Thursday, June 16, 2011

Mahler: Symphony No. 5's Adagietto

September 1987: Alte Oper, Frankfurt, Germany

Wiener Philharmoniker (Vienna Philharmonic Orchestra), Leonard Bernstein conducting, is here performing Gustav Mahler's Adagietto from the Fourth Movement of Symphony No. 5. The Adagietto is typically around 10 minutes, but in some recordings it has approached 12 minutes.

Mahler [1860-1902] composed  the piece in 1901 and 1902 in Maiernigg, Austria, on the shores of the Wörthersee in the state of Carinthia. He conducted the first performances of the Fifth Symphony at Cologne, Germany, on October 18, 1904. (This video clip is taken from the recording of 1990.)

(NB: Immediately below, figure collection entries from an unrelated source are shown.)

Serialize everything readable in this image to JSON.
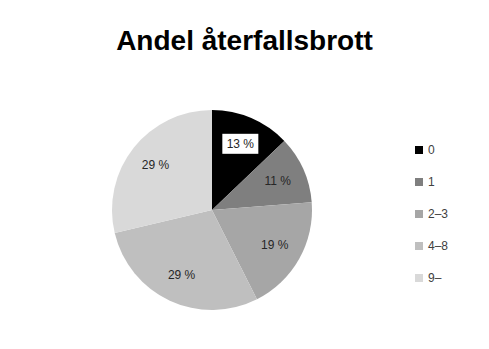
{
  "chart_data": {
    "type": "pie",
    "title": "Andel återfallsbrott",
    "categories": [
      "0",
      "1",
      "2–3",
      "4–8",
      "9–"
    ],
    "values": [
      13,
      11,
      19,
      29,
      29
    ],
    "value_labels": [
      "13 %",
      "11 %",
      "19 %",
      "29 %",
      "29 %"
    ],
    "colors": [
      "#000000",
      "#7f7f7f",
      "#a6a6a6",
      "#bfbfbf",
      "#d9d9d9"
    ],
    "data_labels": true,
    "legend": "right"
  }
}
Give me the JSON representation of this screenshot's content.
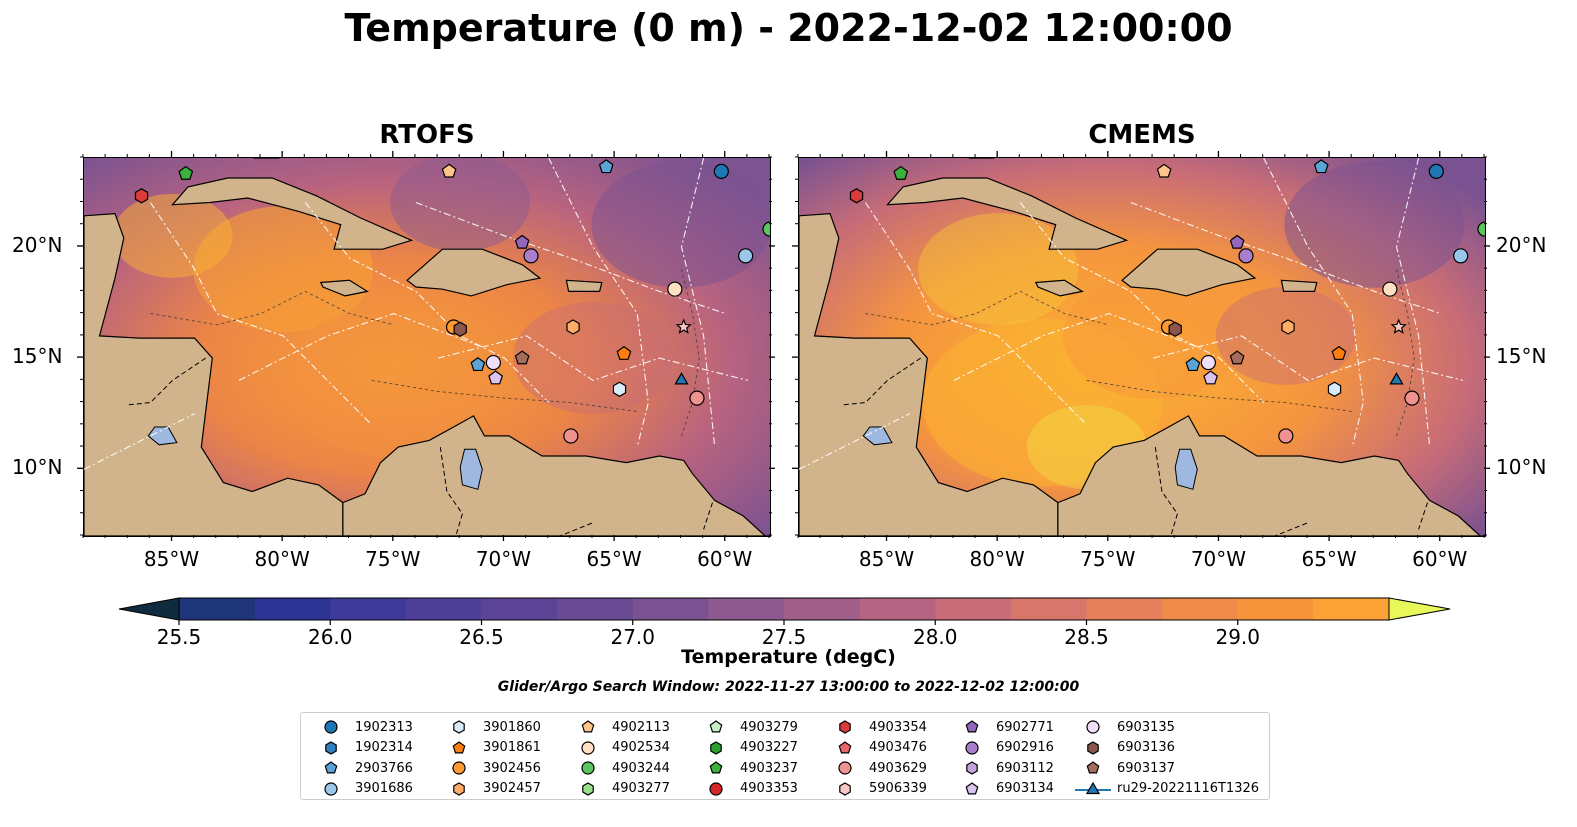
{
  "title": "Temperature (0 m) - 2022-12-02 12:00:00",
  "panels": [
    {
      "name": "RTOFS"
    },
    {
      "name": "CMEMS"
    }
  ],
  "axes": {
    "x_ticks": [
      "85°W",
      "80°W",
      "75°W",
      "70°W",
      "65°W",
      "60°W"
    ],
    "y_ticks": [
      "20°N",
      "15°N",
      "10°N"
    ]
  },
  "map_extent": {
    "lon": [
      -89,
      -58
    ],
    "lat": [
      7,
      24
    ]
  },
  "colorbar": {
    "label": "Temperature (degC)",
    "ticks": [
      "25.5",
      "26.0",
      "26.5",
      "27.0",
      "27.5",
      "28.0",
      "28.5",
      "29.0"
    ],
    "min": 25.375,
    "max": 29.375,
    "step": 0.25,
    "extend": "both",
    "colors": [
      "#0f2b3d",
      "#16335a",
      "#1e357a",
      "#2c3594",
      "#3d3a9a",
      "#4e3f98",
      "#5b4495",
      "#684b92",
      "#7a5291",
      "#8c5a8f",
      "#a05f89",
      "#b56581",
      "#c86c77",
      "#d7766a",
      "#e5805b",
      "#f08a4a",
      "#f7953c",
      "#fba236",
      "#fbb232",
      "#f7c637",
      "#f2db44"
    ],
    "over_color": "#e8f85a"
  },
  "search_window": "Glider/Argo Search Window: 2022-11-27 13:00:00 to 2022-12-02 12:00:00",
  "legend": [
    {
      "label": "1902313",
      "marker": "circle",
      "color": "#1f77b4"
    },
    {
      "label": "1902314",
      "marker": "hexagon",
      "color": "#2f7fc1"
    },
    {
      "label": "2903766",
      "marker": "pentagon",
      "color": "#5aa5d6"
    },
    {
      "label": "3901686",
      "marker": "circle",
      "color": "#9ac8ea"
    },
    {
      "label": "3901860",
      "marker": "hexagon",
      "color": "#d8ecf8"
    },
    {
      "label": "3901861",
      "marker": "pentagon",
      "color": "#ff7f0e"
    },
    {
      "label": "3902456",
      "marker": "circle",
      "color": "#ff9a33"
    },
    {
      "label": "3902457",
      "marker": "hexagon",
      "color": "#ffad66"
    },
    {
      "label": "4902113",
      "marker": "pentagon",
      "color": "#ffc48c"
    },
    {
      "label": "4902534",
      "marker": "circle",
      "color": "#ffe0c2"
    },
    {
      "label": "4903244",
      "marker": "circle",
      "color": "#5cc45c"
    },
    {
      "label": "4903277",
      "marker": "hexagon",
      "color": "#98df8a"
    },
    {
      "label": "4903279",
      "marker": "pentagon",
      "color": "#c9f2c4"
    },
    {
      "label": "4903227",
      "marker": "hexagon",
      "color": "#2ca02c"
    },
    {
      "label": "4903237",
      "marker": "pentagon",
      "color": "#3cb03c"
    },
    {
      "label": "4903353",
      "marker": "circle",
      "color": "#d62728"
    },
    {
      "label": "4903354",
      "marker": "hexagon",
      "color": "#dc3b3c"
    },
    {
      "label": "4903476",
      "marker": "pentagon",
      "color": "#e8656a"
    },
    {
      "label": "4903629",
      "marker": "circle",
      "color": "#f0928f"
    },
    {
      "label": "5906339",
      "marker": "hexagon",
      "color": "#fbc8c3"
    },
    {
      "label": "6902771",
      "marker": "pentagon",
      "color": "#9467bd"
    },
    {
      "label": "6902916",
      "marker": "circle",
      "color": "#a97fcc"
    },
    {
      "label": "6903112",
      "marker": "hexagon",
      "color": "#c3a2de"
    },
    {
      "label": "6903134",
      "marker": "pentagon",
      "color": "#dcc4f0"
    },
    {
      "label": "6903135",
      "marker": "circle",
      "color": "#f0defa"
    },
    {
      "label": "6903136",
      "marker": "hexagon",
      "color": "#8c564b"
    },
    {
      "label": "6903137",
      "marker": "pentagon",
      "color": "#a66d5e"
    },
    {
      "label": "ru29-20221116T1326",
      "marker": "triangle-line",
      "color": "#1f77b4"
    }
  ],
  "floats": [
    {
      "lon": -86.4,
      "lat": 22.3,
      "marker": "hexagon",
      "color": "#dc3b3c"
    },
    {
      "lon": -84.4,
      "lat": 23.3,
      "marker": "pentagon",
      "color": "#3cb03c"
    },
    {
      "lon": -72.5,
      "lat": 23.4,
      "marker": "pentagon",
      "color": "#ffc48c"
    },
    {
      "lon": -65.4,
      "lat": 23.6,
      "marker": "pentagon",
      "color": "#5aa5d6"
    },
    {
      "lon": -60.2,
      "lat": 23.4,
      "marker": "circle",
      "color": "#1f77b4"
    },
    {
      "lon": -58.0,
      "lat": 20.8,
      "marker": "circle",
      "color": "#5cc45c"
    },
    {
      "lon": -59.1,
      "lat": 19.6,
      "marker": "circle",
      "color": "#9ac8ea"
    },
    {
      "lon": -69.2,
      "lat": 20.2,
      "marker": "pentagon",
      "color": "#9467bd"
    },
    {
      "lon": -68.8,
      "lat": 19.6,
      "marker": "circle",
      "color": "#a97fcc"
    },
    {
      "lon": -62.3,
      "lat": 18.1,
      "marker": "circle",
      "color": "#ffe0c2"
    },
    {
      "lon": -72.3,
      "lat": 16.4,
      "marker": "circle",
      "color": "#ff9a33"
    },
    {
      "lon": -72.0,
      "lat": 16.3,
      "marker": "hexagon",
      "color": "#8c564b"
    },
    {
      "lon": -66.9,
      "lat": 16.4,
      "marker": "hexagon",
      "color": "#ffad66"
    },
    {
      "lon": -64.6,
      "lat": 15.2,
      "marker": "pentagon",
      "color": "#ff7f0e"
    },
    {
      "lon": -71.2,
      "lat": 14.7,
      "marker": "pentagon",
      "color": "#5aa5d6"
    },
    {
      "lon": -70.5,
      "lat": 14.8,
      "marker": "circle",
      "color": "#f0defa"
    },
    {
      "lon": -70.4,
      "lat": 14.1,
      "marker": "pentagon",
      "color": "#dcc4f0"
    },
    {
      "lon": -69.2,
      "lat": 15.0,
      "marker": "pentagon",
      "color": "#a66d5e"
    },
    {
      "lon": -64.8,
      "lat": 13.6,
      "marker": "hexagon",
      "color": "#d8ecf8"
    },
    {
      "lon": -61.3,
      "lat": 13.2,
      "marker": "circle",
      "color": "#f0928f"
    },
    {
      "lon": -67.0,
      "lat": 11.5,
      "marker": "circle",
      "color": "#f0928f"
    },
    {
      "lon": -61.9,
      "lat": 16.4,
      "marker": "star",
      "color": "#fbc8c3"
    },
    {
      "lon": -62.0,
      "lat": 14.0,
      "marker": "triangle",
      "color": "#1f77b4"
    }
  ]
}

Leonard Bernstein was instrumental in making Mahler popular with North American audiences. This piece in particular later became an orchestral standard. The composition is actually a happy one, notes Manfred Honeck, musical director with the Pittsburgh Symphony Orchestra, in an article in The Toronto Star:
Mahler wrote the Fifth Symphony at one of the happiest times of his life. He had just married Alma Schindler and he had just become director of the opera in Vienna. The symphony is actually a love poem to Alma. And yet, thanks to its use in Luchino Visconti's famous film (Death in Venice) people think the famous ‘Adagietto' movement is tragic.
Perhaps this false sense of tragedy also comes from its connection to a sad event. Leonard Bernstein conducted  "The Adagietto" at the mass for Robert Kennedy at Saint Patrick's Cathedral, in New York City, on June 8, 1968, the day he was laid to rest.